Toronto Feature: Little Italy

This article is from our Toronto Feature series. Features from past programs are not updated.

This content is from a series created in partnership with Museum Services of the City of Toronto and Heritage Toronto. We gratefully acknowledge funding from the Ontario Ministry of Tourism, Culture and Sport, and the Department of Canadian Heritage.

 Johnny Lombardi Way
Broadcaster and businessman Johnny Lombardi poses on Johnny Lombardi Way, a segment of College Street between Clinton and Grace Streets, c 1990s (courtesy CHIN Radio).
Record Store
Johnny Lombardi Italian Records on College Street, 2012 (photo James Marsh).
Johnny Lombardi Italian Records
Johnny Lombardi Italian Records, circa 1960s (City of Toronto Archives/Fonds 1257, Series 1057, Item 472).

Toronto Feature: Little Italy

"'Mayor of Little Italy ' Opens Supermarket"

Johnny Lombardi opened a grocery store after he returned from service in the Second World War. But it was in advertising the store that he was inspired to his real passion: broadcasting. His CHIN radio and television stations would eventually produce programs in 32 languages; Lombardi not only pioneered multilingual radio, he helped pioneer multiculturalism years before it became official policy.

Lombardi was born in Toronto's Little Italy (see Toronto). During the 1930s, he was lead trumpet in the popular Benny Palmer Orchestra. He joined the army in 1942, reached sergeant and participated in the D-Day invasion. He also entertained troops.

In 1946, he opened Lombardi's Supermarket on College Street and became known as the "unofficial mayor of Little Italy." He launched CHIN Radio in 1966, followed by CHIN FM in 1967. The stations' identity, he explained, was based on "C is for Canada, H for happiness, I and N for international."

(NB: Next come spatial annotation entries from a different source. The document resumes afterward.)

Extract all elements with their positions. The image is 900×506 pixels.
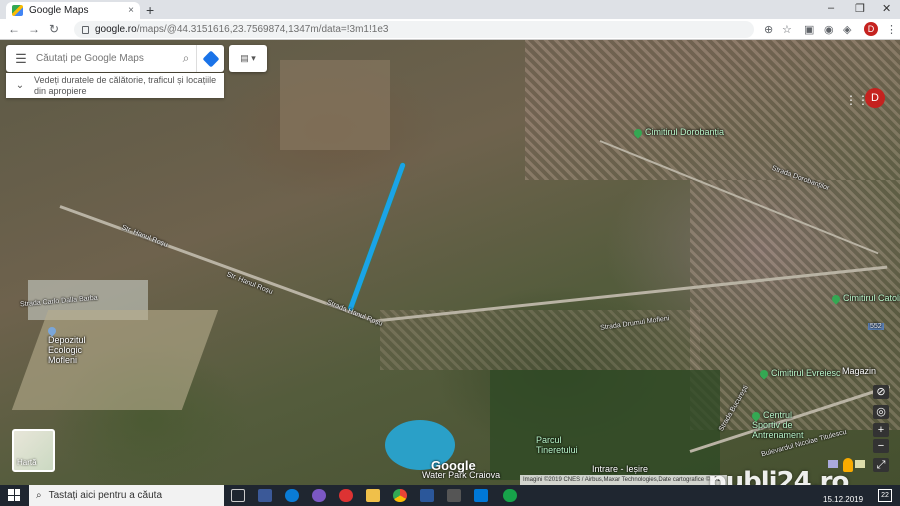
extension-icon[interactable]: ▣ <box>804 23 814 36</box>
urban-area-north <box>525 40 900 180</box>
word-icon[interactable] <box>420 489 434 502</box>
tab-title: Google Maps <box>29 5 89 16</box>
google-maps-favicon-icon <box>12 5 23 16</box>
app-icon-grey[interactable] <box>447 489 461 502</box>
profile-avatar[interactable]: D <box>864 22 878 36</box>
new-tab-button[interactable]: + <box>146 2 154 18</box>
search-hint-panel[interactable]: ⌄ Vedeți duratele de călătorie, traficul… <box>6 73 224 98</box>
satellite-map[interactable]: Cimitirul Dorobanția Strada Dorobanților… <box>0 40 900 485</box>
app-icon-purple[interactable] <box>312 489 326 502</box>
poi-depozitul-ecologic[interactable]: Depozitul Ecologic Mofleni <box>46 324 96 365</box>
maps-search-box: ☰ ⌕ <box>6 45 224 72</box>
field-plot <box>280 60 390 150</box>
poi-cimitirul-dorobantia[interactable]: Cimitirul Dorobanția <box>632 126 724 139</box>
close-window-button[interactable]: ✕ <box>882 2 891 15</box>
poi-magazin[interactable]: Magazin <box>842 366 876 376</box>
taskbar-date[interactable]: 15.12.2019 <box>823 495 863 504</box>
url-host: google.ro <box>95 24 137 35</box>
chevron-down-icon[interactable]: ⌄ <box>6 80 34 91</box>
drawn-route-line <box>347 162 406 312</box>
location-icon[interactable]: ⊕ <box>764 23 773 36</box>
extension-2-icon[interactable]: ◉ <box>824 23 834 36</box>
landfill-area <box>11 310 219 410</box>
forward-icon[interactable]: → <box>28 22 40 36</box>
extension-3-icon[interactable]: ◈ <box>843 23 851 36</box>
taskbar-search-box[interactable]: ⌕ Tastați aici pentru a căuta <box>29 485 224 506</box>
layers-button[interactable]: ▤ ▾ <box>229 45 267 72</box>
taskbar-search-icon: ⌕ <box>36 490 42 501</box>
google-logo: Google <box>431 458 476 473</box>
back-icon[interactable]: ← <box>8 22 20 36</box>
menu-dots-icon[interactable]: ⋮ <box>886 23 897 36</box>
taskbar-search-placeholder: Tastați aici pentru a căuta <box>48 490 163 501</box>
store-icon[interactable] <box>474 489 488 502</box>
search-icon[interactable]: ⌕ <box>176 51 196 66</box>
zoom-in-button[interactable]: + <box>873 423 889 437</box>
zoom-out-button[interactable]: − <box>873 439 889 453</box>
windows-start-icon[interactable] <box>8 489 20 501</box>
tab-close-icon[interactable]: × <box>128 5 134 16</box>
directions-button[interactable] <box>196 45 224 72</box>
directions-icon <box>202 50 219 67</box>
notifications-icon[interactable]: 22 <box>878 489 892 502</box>
maximize-button[interactable]: ❐ <box>855 2 865 15</box>
app-icon-green[interactable] <box>503 489 517 502</box>
map-type-label: Hartă <box>17 458 37 467</box>
search-hint-text: Vedeți duratele de călătorie, traficul ș… <box>34 74 217 96</box>
account-avatar[interactable]: D <box>865 88 885 108</box>
lock-icon <box>82 25 89 34</box>
file-explorer-icon[interactable] <box>366 489 380 502</box>
my-location-icon[interactable]: ◎ <box>873 405 889 419</box>
expand-icon[interactable]: ⤢ <box>873 458 889 472</box>
poi-intrare-iesire[interactable]: Intrare - Ieșire <box>592 464 648 474</box>
search-input[interactable] <box>36 53 176 64</box>
minimize-button[interactable]: – <box>828 2 834 14</box>
chrome-icon[interactable] <box>393 489 407 502</box>
facebook-icon[interactable] <box>258 489 272 502</box>
poi-centrul-sportiv[interactable]: Centrul Sportiv de Antrenament <box>750 409 822 440</box>
app-icon-red[interactable] <box>339 489 353 502</box>
poi-cimitirul-catolic[interactable]: Cimitirul Catolic <box>830 292 900 305</box>
url-path: /maps/@44.3151616,23.7569874,1347m/data=… <box>136 24 389 35</box>
imagery-thumb-2[interactable] <box>855 460 865 468</box>
poi-cimitirul-evreiesc[interactable]: Cimitirul Evreiesc <box>758 367 841 380</box>
task-view-icon[interactable] <box>231 489 245 502</box>
bookmark-star-icon[interactable]: ☆ <box>782 23 792 36</box>
address-bar[interactable]: google.ro/maps/@44.3151616,23.7569874,13… <box>74 21 754 38</box>
reload-icon[interactable]: ↻ <box>49 22 59 36</box>
menu-hamburger-icon[interactable]: ☰ <box>6 51 36 67</box>
map-attribution: Imagini ©2019 CNES / Airbus,Maxar Techno… <box>520 475 727 485</box>
windows-taskbar: ⌕ Tastați aici pentru a căuta 15.12.2019… <box>0 485 900 506</box>
compass-icon[interactable]: ⊘ <box>873 385 889 399</box>
map-type-toggle[interactable]: Hartă <box>12 429 55 472</box>
road-shield: 552 <box>868 323 884 330</box>
poi-parcul-tineretului[interactable]: Parcul Tineretului <box>536 435 586 455</box>
edge-icon[interactable] <box>285 489 299 502</box>
browser-tab[interactable]: Google Maps × <box>6 2 140 19</box>
label-str-hanul-rosu-1: Str. Hanul Roșu <box>120 224 169 249</box>
browser-titlebar: Google Maps × + – ❐ ✕ <box>0 0 900 19</box>
browser-toolbar: ← → ↻ google.ro/maps/@44.3151616,23.7569… <box>0 19 900 40</box>
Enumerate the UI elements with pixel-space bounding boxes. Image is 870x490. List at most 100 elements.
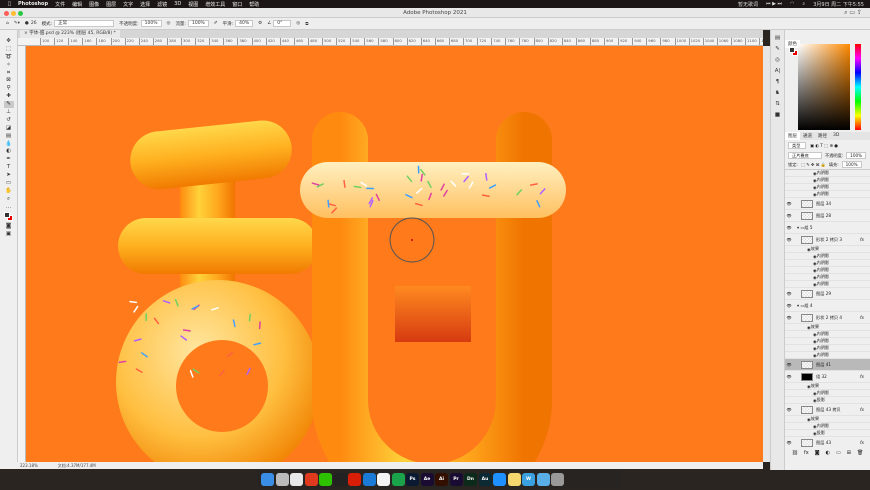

Besides his radio fame, Lombardi was known for his television program and, infamously, for the CHIN picnic bikini contests at the CNE. He may have seemed all fun in his baseball cap and ready smile, but he was taken seriously. He received the Order of Canada in 1981 and officially represented Canada at the D-Day commemorations in 1964. On his death in 2002 he was praised for his role in transforming urban society in post-war southern Ontario into one truly inclusive of diversity.